Fleet managers who do this, rarely get far in their careers. They become complacent and comfortable. They outsource as much as possible, even if there are more cost-effective alternatives; that way, when things go wrong a finger can be pointed at the supplier.
There are a ton of quotes and adages about this flaw, for example, “if you never fail, it’s because you never tried.” Change nearly always entails risk; when something is done differently there is always the possibility that it won’t work. Fleet managers are frequently faced with such decisions. Taking risks isn’t an all or nothing thing. Risk can be managed, but not taking risks at all will eventually be noticed by senior management. Cost-reduction and management efforts will eventually hit the law of diminishing returns.

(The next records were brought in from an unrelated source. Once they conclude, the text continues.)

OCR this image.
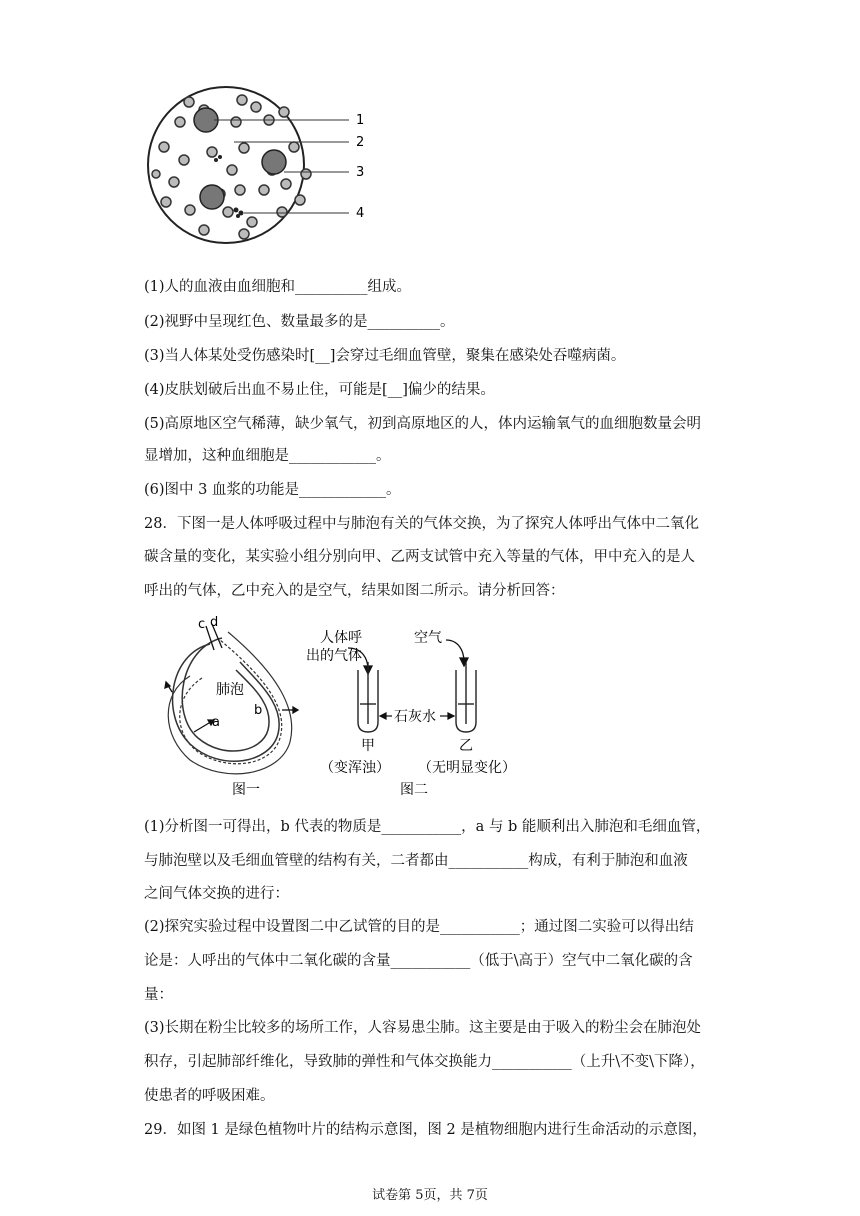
1
2
3
4
(1)人的血液由血细胞和__________组成。
(2)视野中呈现红色、数量最多的是__________。
(3)当人体某处受伤感染时[__]会穿过毛细血管壁，聚集在感染处吞噬病菌。
(4)皮肤划破后出血不易止住，可能是[__]偏少的结果。
(5)高原地区空气稀薄，缺少氧气，初到高原地区的人，体内运输氧气的血细胞数量会明
显增加，这种血细胞是____________。
(6)图中 3 血浆的功能是____________。
28．下图一是人体呼吸过程中与肺泡有关的气体交换，为了探究人体呼出气体中二氧化
碳含量的变化，某实验小组分别向甲、乙两支试管中充入等量的气体，甲中充入的是人
呼出的气体，乙中充入的是空气，结果如图二所示。请分析回答：
c d
肺泡
a
b
图一
人体呼
出的气体
空气
石灰水
甲	乙
（变浑浊） （无明显变化）
图二
(1)分析图一可得出，b 代表的物质是___________，a 与 b 能顺利出入肺泡和毛细血管，
与肺泡壁以及毛细血管壁的结构有关，二者都由___________构成，有利于肺泡和血液
之间气体交换的进行：
(2)探究实验过程中设置图二中乙试管的目的是___________；通过图二实验可以得出结
论是：人呼出的气体中二氧化碳的含量___________（低于\高于）空气中二氧化碳的含
量：
(3)长期在粉尘比较多的场所工作，人容易患尘肺。这主要是由于吸入的粉尘会在肺泡处
积存，引起肺部纤维化，导致肺的弹性和气体交换能力___________（上升\不变\下降），
使患者的呼吸困难。
29．如图 1 是绿色植物叶片的结构示意图，图 2 是植物细胞内进行生命活动的示意图，
试卷第 5页，共 7页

Taking risks and properly managing them can open up new sources of savings and new paths for career advancement.
It is intuitive for fleet managers to want larger fleets, to prefer a comfortable situation with suppliers carrying much of the day-to-day load, and to avoid risk taking. There are intuitive steps that relate directly to the fleet, and others related to effective management, such as making oneself indispensable to the job in order to remain “safe.”
But, the business world is chock full of intuitive managers, and a distinct lack of those who go against the grain in their efforts to be successful. There is, however, a difference between being counterintuitive and being reckless. Managing a fleet can end up being repetitive and less than stimulating unless the fleet manager is bold in decision making and willing to act counterintuitively when it can lead to greater success.